Le président américain Donald Trump a officialisé jeudi, en marge du Forum économique mondial de Davos, la création de son « Conseil de paix », en signant la charte fondatrice de cette nouvelle instance internationale placée sous sa présidence.

La cérémonie s’est tenue en présence d’une vingtaine de chefs d’État et de gouvernement ayant accepté de rejoindre cette initiative, que le président américain présente comme un instrument destiné à contribuer à la résolution des conflits mondiaux, en coordination avec les Nations unies.

Arrivé mercredi dans la station alpine suisse, Donald Trump a multiplié les annonces diplomatiques. Il a notamment affirmé avoir désamorcé le différend autour du Groenland qu’il avait lui-même ravivé ces dernières semaines, et devait rencontrer dans la journée son homologue ukrainien Volodymyr Zelensky.

S’autoproclamant « faiseur de paix », le président américain a souligné que le Conseil qu’il entend diriger travaillerait « en complémentarité » avec les mécanismes internationaux existants. « La charte est désormais en vigueur et le Conseil de paix devient une organisation internationale officielle », a déclaré la porte-parole de la Maison Blanche, Karoline Leavitt.

Parmi les dirigeants présents figuraient plusieurs alliés politiques proches de Donald Trump, dont le président argentin Javier Milei et le Premier ministre hongrois Viktor Orbán. Dix-neuf pays ont signé la charte, parmi lesquels l’Argentine, le Maroc, le Bahreïn, la Turquie, la Hongrie, la Bulgarie, l’Azerbaïdjan et l’Indonésie.

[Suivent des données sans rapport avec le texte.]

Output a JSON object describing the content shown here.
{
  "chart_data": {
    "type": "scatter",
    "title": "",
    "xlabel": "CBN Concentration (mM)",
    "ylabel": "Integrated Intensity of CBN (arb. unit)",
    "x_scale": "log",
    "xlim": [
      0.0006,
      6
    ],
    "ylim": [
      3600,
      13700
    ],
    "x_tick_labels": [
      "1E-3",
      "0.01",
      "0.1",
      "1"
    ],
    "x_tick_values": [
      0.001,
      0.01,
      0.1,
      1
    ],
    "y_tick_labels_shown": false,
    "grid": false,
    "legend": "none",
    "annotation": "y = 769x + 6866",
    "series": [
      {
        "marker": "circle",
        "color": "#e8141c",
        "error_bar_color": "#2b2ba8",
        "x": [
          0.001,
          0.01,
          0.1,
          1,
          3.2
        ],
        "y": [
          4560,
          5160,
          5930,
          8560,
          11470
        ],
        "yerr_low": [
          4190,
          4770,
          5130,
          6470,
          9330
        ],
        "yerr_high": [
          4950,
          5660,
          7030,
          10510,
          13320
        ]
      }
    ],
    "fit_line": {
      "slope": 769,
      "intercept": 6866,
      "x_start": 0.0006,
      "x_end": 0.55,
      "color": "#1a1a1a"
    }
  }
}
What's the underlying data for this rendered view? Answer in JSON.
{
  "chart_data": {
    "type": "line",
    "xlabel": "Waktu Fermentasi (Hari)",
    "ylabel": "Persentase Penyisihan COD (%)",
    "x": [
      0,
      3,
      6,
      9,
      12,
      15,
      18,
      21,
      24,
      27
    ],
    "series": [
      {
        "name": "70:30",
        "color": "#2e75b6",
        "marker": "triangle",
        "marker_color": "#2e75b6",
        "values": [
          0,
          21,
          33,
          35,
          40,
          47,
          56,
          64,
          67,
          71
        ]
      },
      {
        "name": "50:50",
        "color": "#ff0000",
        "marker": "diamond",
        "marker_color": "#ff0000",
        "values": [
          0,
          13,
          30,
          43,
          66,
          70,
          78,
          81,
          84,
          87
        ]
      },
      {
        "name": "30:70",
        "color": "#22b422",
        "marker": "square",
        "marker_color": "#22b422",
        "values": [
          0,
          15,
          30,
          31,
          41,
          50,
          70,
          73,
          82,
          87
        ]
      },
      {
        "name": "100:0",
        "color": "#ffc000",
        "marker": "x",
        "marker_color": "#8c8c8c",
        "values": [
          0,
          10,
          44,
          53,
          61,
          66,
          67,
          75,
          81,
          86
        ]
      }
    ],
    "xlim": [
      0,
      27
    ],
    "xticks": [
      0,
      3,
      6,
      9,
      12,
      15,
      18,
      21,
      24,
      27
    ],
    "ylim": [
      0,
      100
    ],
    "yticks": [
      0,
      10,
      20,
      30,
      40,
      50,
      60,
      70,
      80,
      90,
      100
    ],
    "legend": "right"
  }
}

Dans un bref discours, Donald Trump a adressé un avertissement ferme au Hamas, affirmant que le mouvement islamiste devait déposer les armes, faute de quoi il ferait face à « sa fin ». Il a également annoncé une première décision attribuée au nouveau Conseil : la réouverture « dans les deux sens » du point de passage de Rafah entre l’Égypte et la bande de Gaza dès la semaine prochaine. Cette annonce a été faite par Ali Shaath, ancien vice-ministre de l’Autorité palestinienne, récemment nommé administrateur du territoire palestinien par cette alliance.

Le président américain a par ailleurs assuré que l’Iran se disait disposé à engager des discussions avec Washington, ajoutant que les États-Unis étaient prêts à répondre favorablement à cette ouverture.

Un ticket d’entrée élevé

L’adhésion au Conseil de paix prévoit un ticket d’entrée fixé à un milliard de dollars pour l’obtention d’un siège permanent. Selon des responsables américains, environ 35 dirigeants ont d’ores et déjà accepté de rejoindre l’instance, sur une cinquantaine d’invitations envoyées.

Donald Trump a également affirmé que le président russe Vladimir Poutine avait accepté l’invitation, une information que Moscou a pour l’heure indiqué « examiner ». La France et le Royaume-Uni ont en revanche décliné la proposition, tandis que plusieurs pays du Moyen-Orient, dont l’Arabie saoudite et le Qatar, ont manifesté leur intérêt.

 

L’Ukraine et le dossier du Groenland en toile de fond

L’invitation adressée à Vladimir Poutine suscite des inquiétudes, notamment à Kiev, alors que l’Ukraine cherche à mettre un terme à près de quatre années de guerre déclenchée par l’invasion russe en février 2022. La rencontre prévue à Davos entre Donald Trump et Volodymyr Zelensky devait précisément porter sur l’avenir des négociations.

Parallèlement, le président américain est revenu sur le dossier du Groenland, affirmant avoir élaboré, avec le secrétaire général de l’Otan Mark Rutte, « le cadre d’un futur accord » visant à renforcer la sécurité de l’Arctique face aux ambitions russe et chinoise. Des discussions sont en cours pour renégocier l’accord de défense de 1951 entre les États-Unis et le Danemark, sans remise en cause de la souveraineté danoise, ont assuré les autorités de Copenhague.

À Davos, Donald Trump a ainsi cherché à imposer son agenda diplomatique, mêlant initiatives inédites, annonces spectaculaires et dossiers sensibles, dans un contexte international marqué par de multiples foyers de tension.